According to an Aug. 2 social media post by a protocol governing body member, the Curve Finance Lending Protocol has stopped issuing governance tokens for individual liquidity pools affected by the July 30 Curve exploit and the July 6 Multichain exploit.

The termination of the reward was handled by Curve Emergency Decentralized Autonomous Organization (Curve E-DAO), a committee made up of elected members of Curve DAO’s governing body. According to the announcement, the decision affected the pools for alETH+ETH, msETH-ETH, pETH-ETH, crvCRVETH, Arbitrum Tricrypto and multibtc3CRV. The decision may be reversed in the future by a full vote of the Curve DAO.

On July 6, more than $100 million worth of cryptocurrencies were withdrawn from a number of bridges that were part of the Multichain protocol.

The Multichain team stated that the withdrawals were “abnormal” and that users should stop using Multichain. At the time, the Curve team warned its users to “get out of multi-chain assets such as multiBTC (including the pool)”, implying that their own multibtc3CRV liquidity pool was at risk due to the Multichain incident.

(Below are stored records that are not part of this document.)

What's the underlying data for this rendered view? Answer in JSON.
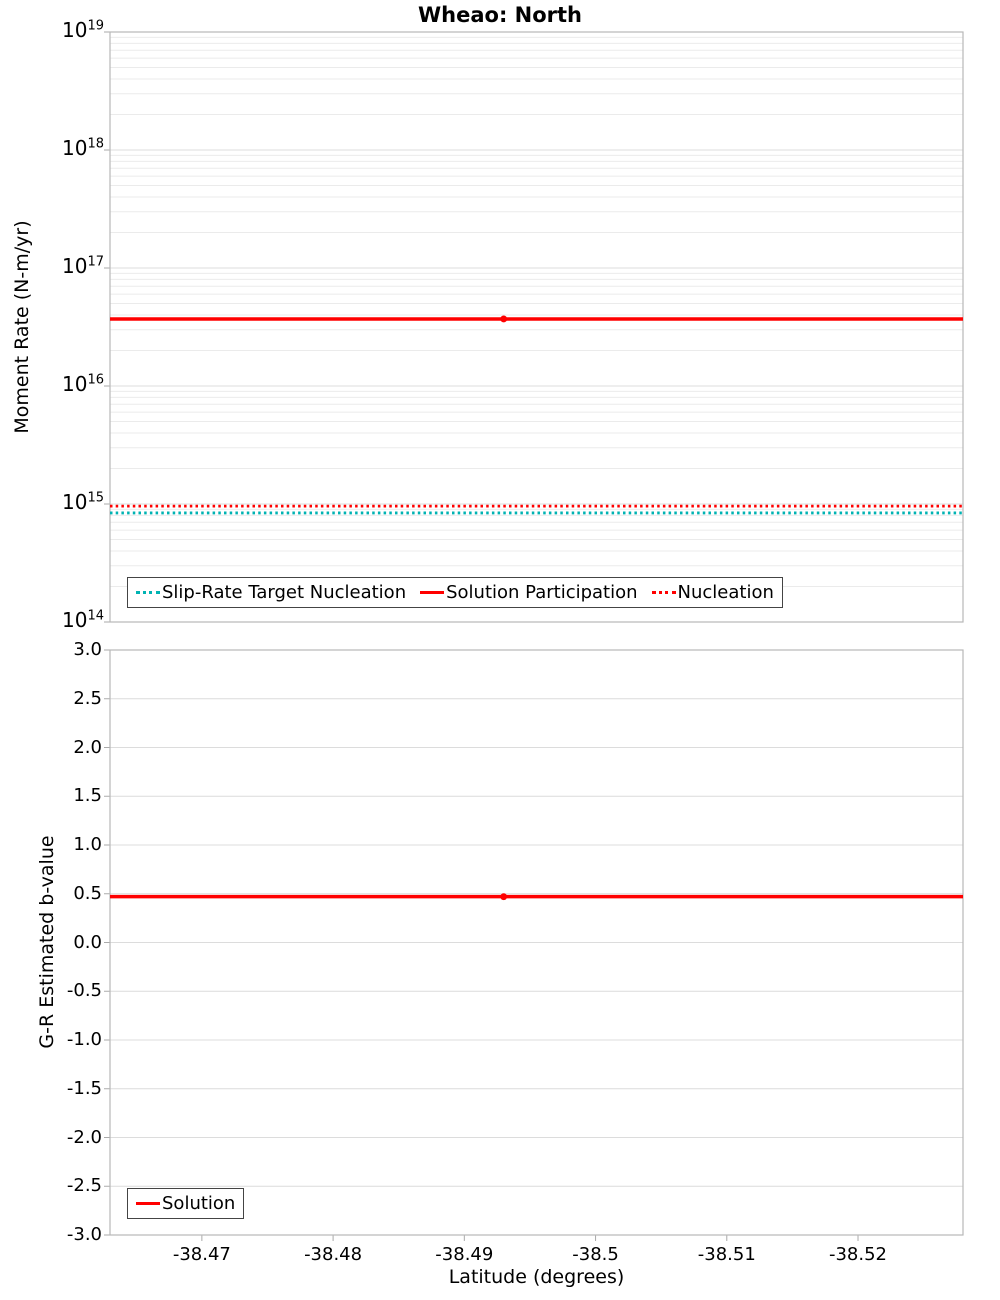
{
  "figure": {
    "background": "#ffffff",
    "grid_color_major": "#dcdcdc",
    "grid_color_minor": "#ebebeb",
    "axis_border_color": "#b8b8b8",
    "tick_color": "#aaaaaa",
    "text_color": "#000000"
  },
  "chart_data": [
    {
      "type": "line",
      "title": "Wheao: North",
      "ylabel": "Moment Rate (N-m/yr)",
      "yscale": "log",
      "ylim": [
        100000000000000.0,
        1e+19
      ],
      "y_ticks_exponents": [
        14,
        15,
        16,
        17,
        18,
        19
      ],
      "xlim": [
        -38.463,
        -38.528
      ],
      "grid": true,
      "legend_position": "bottom-left-inside",
      "series": [
        {
          "name": "Slip-Rate Target Nucleation",
          "color": "#00b3b3",
          "line_style": "dotted",
          "x": [
            -38.463,
            -38.528
          ],
          "y": [
            840000000000000.0,
            840000000000000.0
          ]
        },
        {
          "name": "Solution Participation",
          "color": "#ff0000",
          "line_style": "solid",
          "x": [
            -38.463,
            -38.528
          ],
          "y": [
            3.7e+16,
            3.7e+16
          ],
          "marker_x": -38.493
        },
        {
          "name": "Nucleation",
          "color": "#ff0000",
          "line_style": "dotted",
          "x": [
            -38.463,
            -38.528
          ],
          "y": [
            960000000000000.0,
            960000000000000.0
          ]
        }
      ]
    },
    {
      "type": "line",
      "title": "",
      "ylabel": "G-R Estimated b-value",
      "xlabel": "Latitude (degrees)",
      "yscale": "linear",
      "ylim": [
        -3,
        3
      ],
      "y_tick_labels": [
        "3.0",
        "2.5",
        "2.0",
        "1.5",
        "1.0",
        "0.5",
        "0.0",
        "-0.5",
        "-1.0",
        "-1.5",
        "-2.0",
        "-2.5",
        "-3.0"
      ],
      "xlim": [
        -38.463,
        -38.528
      ],
      "x_tick_labels": [
        "-38.47",
        "-38.48",
        "-38.49",
        "-38.5",
        "-38.51",
        "-38.52"
      ],
      "grid": true,
      "legend_position": "bottom-left-inside",
      "series": [
        {
          "name": "Solution",
          "color": "#ff0000",
          "line_style": "solid",
          "x": [
            -38.463,
            -38.528
          ],
          "y": [
            0.47,
            0.47
          ],
          "marker_x": -38.493
        }
      ]
    }
  ]
}
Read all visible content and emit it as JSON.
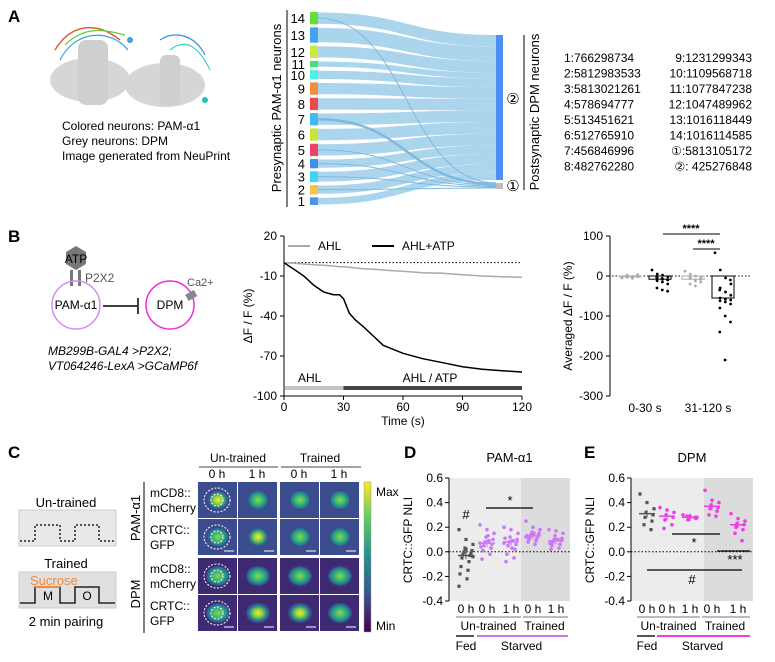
{
  "panels": {
    "A": "A",
    "B": "B",
    "C": "C",
    "D": "D",
    "E": "E"
  },
  "panelA": {
    "caption": [
      "Colored neurons: PAM-α1",
      "Grey neurons: DPM",
      "Image generated from NeuPrint"
    ],
    "sankey": {
      "left_axis_label": "Presynaptic PAM-α1 neurons",
      "right_axis_label": "Postsynaptic DPM neurons",
      "left_nodes": [
        {
          "id": "1",
          "color": "#4d94f0",
          "weight": 5
        },
        {
          "id": "2",
          "color": "#f7c340",
          "weight": 6
        },
        {
          "id": "3",
          "color": "#3fd4f2",
          "weight": 7
        },
        {
          "id": "4",
          "color": "#3f8ff0",
          "weight": 6
        },
        {
          "id": "5",
          "color": "#f03f6b",
          "weight": 8
        },
        {
          "id": "6",
          "color": "#c8e63a",
          "weight": 8
        },
        {
          "id": "7",
          "color": "#44b8f5",
          "weight": 8
        },
        {
          "id": "8",
          "color": "#f04848",
          "weight": 8
        },
        {
          "id": "9",
          "color": "#f08c44",
          "weight": 8
        },
        {
          "id": "10",
          "color": "#4df0e6",
          "weight": 6
        },
        {
          "id": "11",
          "color": "#44e070",
          "weight": 4
        },
        {
          "id": "12",
          "color": "#cce83c",
          "weight": 8
        },
        {
          "id": "13",
          "color": "#44a4f0",
          "weight": 10
        },
        {
          "id": "14",
          "color": "#66dd3a",
          "weight": 8
        }
      ],
      "right_nodes": [
        {
          "id": "①",
          "color": "#bdbdbd"
        },
        {
          "id": "②",
          "color": "#4d8ff5"
        }
      ],
      "flows_to_1": [
        "14",
        "7",
        "5",
        "4",
        "3",
        "2"
      ],
      "flow_color": "#a7d3ec"
    },
    "id_table": [
      [
        "1:766298734",
        "9:1231299343"
      ],
      [
        "2:5812983533",
        "10:1109568718"
      ],
      [
        "3:5813021261",
        "11:1077847238"
      ],
      [
        "4:578694777",
        "12:1047489962"
      ],
      [
        "5:513451621",
        "13:1016118449"
      ],
      [
        "6:512765910",
        "14:1016114585"
      ],
      [
        "7:456846996",
        "①:5813105172"
      ],
      [
        "8:482762280",
        "②: 425276848"
      ]
    ]
  },
  "panelB": {
    "diagram": {
      "atp": "ATP",
      "receptor": "P2X2",
      "pre": "PAM-α1",
      "post": "DPM",
      "ion": "Ca2+",
      "genotype1": "MB299B-GAL4 >P2X2;",
      "genotype2": "VT064246-LexA >GCaMP6f",
      "pre_color": "#d78bf2",
      "post_color": "#ee2be0"
    },
    "trace": {
      "type": "line",
      "xlabel": "Time (s)",
      "ylabel": "ΔF / F (%)",
      "xlim": [
        0,
        120
      ],
      "ylim": [
        -100,
        20
      ],
      "xticks": [
        "0",
        "30",
        "60",
        "90",
        "120"
      ],
      "yticks": [
        "20",
        "-10",
        "-40",
        "-70",
        "-100"
      ],
      "legend": [
        "AHL",
        "AHL+ATP"
      ],
      "legend_placement": "top",
      "stim_labels": [
        "AHL",
        "AHL / ATP"
      ],
      "x": [
        0,
        5,
        10,
        15,
        20,
        25,
        28,
        30,
        33,
        36,
        40,
        45,
        50,
        55,
        60,
        70,
        80,
        90,
        100,
        110,
        120
      ],
      "series": [
        {
          "name": "AHL",
          "color": "#aaaaaa",
          "values": [
            0,
            -0.5,
            -1,
            -1.5,
            -2,
            -2.5,
            -3,
            -3,
            -3.5,
            -4,
            -4.5,
            -5,
            -5.5,
            -6,
            -6.5,
            -7.5,
            -8,
            -9,
            -10,
            -10.5,
            -11
          ]
        },
        {
          "name": "AHL+ATP",
          "color": "#000000",
          "values": [
            0,
            -5,
            -10,
            -17,
            -22,
            -24,
            -24,
            -27,
            -38,
            -43,
            -48,
            -55,
            -62,
            -65,
            -68,
            -72,
            -75,
            -78,
            -80,
            -81,
            -82
          ]
        }
      ]
    },
    "bars": {
      "type": "scatter",
      "ylabel": "Averaged ΔF / F (%)",
      "ylim": [
        -300,
        100
      ],
      "yticks": [
        "100",
        "0",
        "-100",
        "-200",
        "-300"
      ],
      "categories": [
        "0-30 s",
        "31-120 s"
      ],
      "groups": [
        {
          "color": "#aaaaaa",
          "mean": -2,
          "points": [
            -5,
            -3,
            -1,
            0,
            2,
            -4,
            -2,
            1,
            -6,
            3,
            -1,
            -3
          ]
        },
        {
          "color": "#000000",
          "mean": -8,
          "points": [
            15,
            5,
            2,
            -2,
            -5,
            -8,
            -10,
            -12,
            -15,
            -20,
            -30,
            -35,
            -38,
            0,
            -6,
            -9,
            -4
          ]
        },
        {
          "color": "#aaaaaa",
          "mean": -8,
          "points": [
            12,
            5,
            0,
            -3,
            -6,
            -10,
            -15,
            -20,
            -25,
            -8,
            -2,
            -12
          ]
        },
        {
          "color": "#000000",
          "mean": -55,
          "points": [
            58,
            15,
            -5,
            -20,
            -30,
            -40,
            -48,
            -55,
            -58,
            -60,
            -62,
            -65,
            -70,
            -80,
            -100,
            -115,
            -140,
            -210,
            -10,
            -35
          ]
        }
      ],
      "significance": [
        "****",
        "****"
      ]
    }
  },
  "panelC": {
    "untrained_label": "Un-trained",
    "trained_label": "Trained",
    "odor_m": "M",
    "odor_o": "O",
    "sucrose": "Sucrose",
    "sucrose_color": "#f08a3c",
    "pairing": "2 min pairing",
    "col_groups": [
      "Un-trained",
      "Trained"
    ],
    "col_labels": [
      "0 h",
      "1 h",
      "0 h",
      "1 h"
    ],
    "row_groups": [
      "PAM-α1",
      "DPM"
    ],
    "row_labels": [
      [
        "mCD8::",
        "mCherry"
      ],
      [
        "CRTC::",
        "GFP"
      ],
      [
        "mCD8::",
        "mCherry"
      ],
      [
        "CRTC::",
        "GFP"
      ]
    ],
    "colorbar": {
      "max": "Max",
      "min": "Min",
      "colormap": "viridis"
    }
  },
  "panelD": {
    "title": "PAM-α1",
    "ylabel": "CRTC::GFP NLI",
    "ylim": [
      -0.4,
      0.6
    ],
    "yticks": [
      "0.6",
      "0.4",
      "0.2",
      "0.0",
      "-0.2",
      "-0.4"
    ],
    "tick_labels": [
      "0 h",
      "0 h",
      "1 h",
      "0 h",
      "1 h"
    ],
    "group_labels": [
      "Un-trained",
      "Trained"
    ],
    "condition_labels": [
      "Fed",
      "Starved"
    ],
    "fed_color": "#555555",
    "starved_color": "#cc77f5",
    "groups": [
      {
        "mean": -0.03,
        "points": [
          0.18,
          0.1,
          0.06,
          0.03,
          0.01,
          0,
          -0.01,
          -0.02,
          -0.03,
          -0.05,
          -0.08,
          -0.12,
          -0.15,
          -0.18,
          -0.22,
          -0.28,
          0.02,
          -0.04
        ]
      },
      {
        "mean": 0.07,
        "points": [
          0.22,
          0.18,
          0.15,
          0.12,
          0.1,
          0.08,
          0.06,
          0.05,
          0.03,
          0.01,
          -0.02,
          -0.06,
          0.09,
          0.04,
          0.13,
          0.07
        ]
      },
      {
        "mean": 0.08,
        "points": [
          0.2,
          0.18,
          0.15,
          0.12,
          0.1,
          0.08,
          0.06,
          0.05,
          0.02,
          -0.02,
          -0.05,
          -0.08,
          0.09,
          0.11,
          0.03,
          0.07
        ]
      },
      {
        "mean": 0.13,
        "points": [
          0.25,
          0.2,
          0.18,
          0.16,
          0.15,
          0.14,
          0.13,
          0.12,
          0.11,
          0.1,
          0.09,
          0.08,
          0.06,
          0.13,
          0.15,
          0.12
        ]
      },
      {
        "mean": 0.09,
        "points": [
          0.18,
          0.17,
          0.15,
          0.13,
          0.11,
          0.1,
          0.09,
          0.08,
          0.06,
          0.05,
          0.03,
          0.02,
          0.1,
          0.07
        ]
      }
    ],
    "significance": [
      "#",
      "*"
    ]
  },
  "panelE": {
    "title": "DPM",
    "ylabel": "CRTC::GFP NLI",
    "ylim": [
      -0.4,
      0.6
    ],
    "yticks": [
      "0.6",
      "0.4",
      "0.2",
      "0.0",
      "-0.2",
      "-0.4"
    ],
    "tick_labels": [
      "0 h",
      "0 h",
      "1 h",
      "0 h",
      "1 h"
    ],
    "group_labels": [
      "Un-trained",
      "Trained"
    ],
    "condition_labels": [
      "Fed",
      "Starved"
    ],
    "fed_color": "#555555",
    "starved_color": "#f03ce6",
    "groups": [
      {
        "mean": 0.31,
        "points": [
          0.47,
          0.4,
          0.35,
          0.32,
          0.3,
          0.28,
          0.25,
          0.22,
          0.18
        ]
      },
      {
        "mean": 0.29,
        "points": [
          0.36,
          0.34,
          0.32,
          0.3,
          0.28,
          0.26,
          0.22,
          0.19
        ]
      },
      {
        "mean": 0.28,
        "points": [
          0.3,
          0.29,
          0.28,
          0.27,
          0.27,
          0.26,
          0.28,
          0.29
        ]
      },
      {
        "mean": 0.37,
        "points": [
          0.5,
          0.42,
          0.4,
          0.38,
          0.36,
          0.35,
          0.33,
          0.3,
          0.29
        ]
      },
      {
        "mean": 0.22,
        "points": [
          0.31,
          0.27,
          0.25,
          0.23,
          0.22,
          0.2,
          0.18,
          0.15,
          0.09
        ]
      }
    ],
    "significance": [
      "*",
      "***",
      "#"
    ]
  }
}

On July 14, the Multichain team claimed that the withdrawal was made by an unknown person who accessed its CEO’s cloud computing account, implying that the funds were stolen and will never be returned.

On July 30, Curve Finance was already the victim of a reentry attack . Over $47 million worth of cryptocurrencies were lost during the exploit. The attack affected the alETH, msETH and pETH pools because they were created using the Vyper protocol containing the vulnerability. Other non-Vyper Curve pools were not affected. However, the Vyper vulnerability led to copycat attacks throughout the DeFi ecosystem , where an insecure version of the protocol was used. In particular, it is reported that DeFi protocols on the BNB Smart Chain lost $73,000 during similar attacks .

Despite these exploits, the affected pools still produced rewards in the form of Curve Finance (CRV) Governance Tokens . This meant that users could still contribute their tokens to pools to earn CRV. In an August 8 announcement, Shapiro stated that the emergency DAO has now removed these rewards to “avoid incentivizing further participation in these compromised pools.” In July and August, investors continued to suffer from hacks and fraud.

On July 23, payment provider Alphapo allegedly lost more than $60 million due to an attacker gaining access to the private keys of its hot wallet. The company has not confirmed the alleged attack, but sleuths online claim the transfers are abnormal and likely the result of a hack. On July 25, DeFi platform Era Lend on a blockchain using zkSync was also hacked for $3.4 million due to a read-only re-login error.